Three of them. The first one a doe, then a buck and a doe, and he had killed them all.
Jolts of noise and violence—that’s what he remembered—the slam of the shotgun as it recoiled into his shoulder, the flat-crack of the bullet leaving the barrel, the second that hung forever in his mind as he saw the bullet hit the deer just in back of the shoulder, the hair and blood that flew with the bullet and the deer staggering sideways with the shock of being hit.
Sideways and down, he remembered, and the eyes looking, always looking for what had happened, looking in confusion and pain and finally clouding as death came; clouding and filming over with death.
The first deer.
And the thought crept in that maybe the deer had been good, just as his grandfather was good, and maybe it wasn’t fair for the deer, either.
The second deer had been worse. The bullet had taken it too far back, in the lungs, and death had come slowly and John had to shoot again to kill it and
it had seen him and that bothered him.
For a time.
Then that thing happened that happens to all people who hunt, or to everybody he’d talked to about deer hunting. They were sad about it, but the sad part only lasted a short time and wore off and was replaced by a hard feeling, almost an excitement. And after that it wasn’t hard to kill deer anymore, wasn’t hard to give them death, and sometimes that bothered John, too. More than he admitted to other kids at school or even to his grandfather.
He wasn’t sure it was right to feel that hard way about killing, about death, about shooting animals and giving them death.
He realized with a start that he was crying while he milked, the tears dropping off his cheeks into the foam of the milk at the side of the bucket, making round holes down through the foam.
He couldn’t remember starting to cry, couldn’t think when the great sadness came down on his shoulders, but it was there and he thought of his grandfather and the crying got worse and he buried his face in the cow’s flank and ground his teeth together and made the crying stop.
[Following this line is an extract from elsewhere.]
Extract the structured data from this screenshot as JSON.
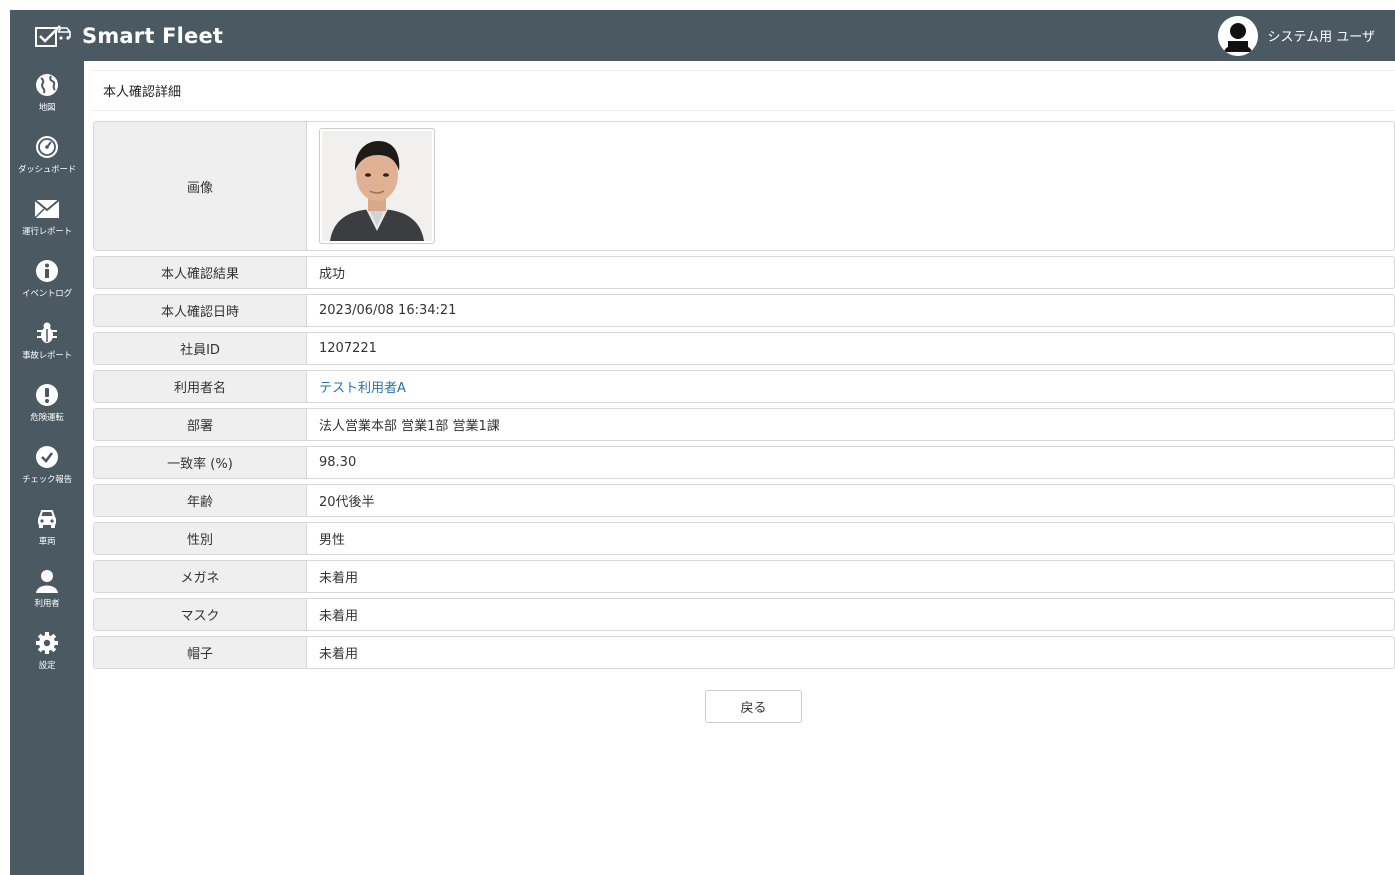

There would be nothing from crying, he felt—nothing to help at all from crying.
But still the sobs came, jerking his head as he milked, the tears dripping down in the foam.
THREE
During the next week things almost went back to normal, if a bit quiet, around the house. Now and then John would catch his grandmother crying, just little tears as she worked, and once he saw his grandfather staring out the window when there was nothing to see but darkness, his hands still upon the carving he was working on. But other than that things were almost the same as always.
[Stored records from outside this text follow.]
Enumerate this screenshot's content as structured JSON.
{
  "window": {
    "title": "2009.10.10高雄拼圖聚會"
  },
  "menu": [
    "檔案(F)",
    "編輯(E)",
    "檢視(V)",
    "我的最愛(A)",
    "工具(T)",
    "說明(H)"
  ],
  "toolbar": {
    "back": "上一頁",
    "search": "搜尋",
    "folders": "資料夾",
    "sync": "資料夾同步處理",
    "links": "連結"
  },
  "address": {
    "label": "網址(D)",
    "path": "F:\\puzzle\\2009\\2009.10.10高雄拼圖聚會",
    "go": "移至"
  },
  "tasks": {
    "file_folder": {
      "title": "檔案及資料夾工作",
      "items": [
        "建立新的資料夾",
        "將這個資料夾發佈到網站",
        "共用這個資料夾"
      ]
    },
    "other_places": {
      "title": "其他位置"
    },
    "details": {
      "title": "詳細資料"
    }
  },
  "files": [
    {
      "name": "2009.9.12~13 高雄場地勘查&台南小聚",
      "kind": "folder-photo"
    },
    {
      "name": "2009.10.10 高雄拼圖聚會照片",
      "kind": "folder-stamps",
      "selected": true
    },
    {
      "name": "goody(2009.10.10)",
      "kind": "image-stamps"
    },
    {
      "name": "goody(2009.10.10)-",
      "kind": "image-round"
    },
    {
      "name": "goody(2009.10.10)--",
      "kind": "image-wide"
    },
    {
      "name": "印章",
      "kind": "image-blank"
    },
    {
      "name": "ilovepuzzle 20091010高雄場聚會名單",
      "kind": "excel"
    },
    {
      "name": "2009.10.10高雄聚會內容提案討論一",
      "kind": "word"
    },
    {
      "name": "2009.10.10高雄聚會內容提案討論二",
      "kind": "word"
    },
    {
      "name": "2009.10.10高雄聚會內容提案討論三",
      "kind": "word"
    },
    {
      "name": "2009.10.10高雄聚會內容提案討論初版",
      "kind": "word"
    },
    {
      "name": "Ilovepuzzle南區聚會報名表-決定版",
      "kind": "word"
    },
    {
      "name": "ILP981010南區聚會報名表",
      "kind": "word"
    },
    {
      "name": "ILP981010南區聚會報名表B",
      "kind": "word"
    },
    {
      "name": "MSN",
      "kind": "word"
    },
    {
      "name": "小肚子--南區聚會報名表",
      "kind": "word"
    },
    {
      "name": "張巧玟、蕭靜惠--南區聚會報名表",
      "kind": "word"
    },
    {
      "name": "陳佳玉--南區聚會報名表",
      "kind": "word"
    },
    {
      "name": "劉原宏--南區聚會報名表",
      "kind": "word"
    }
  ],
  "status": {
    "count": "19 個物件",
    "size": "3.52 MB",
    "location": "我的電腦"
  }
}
And in a way the week was the same as the ritual of the chores. There was getting up and working in the barn and then school, and for a change John liked school—it gave him something outside himself to think about, forced him to look away from his own life.
In the mornings at breakfast he forced himself to not stare at his grandfather and by Tuesday it was easier and he could talk without his voice catching.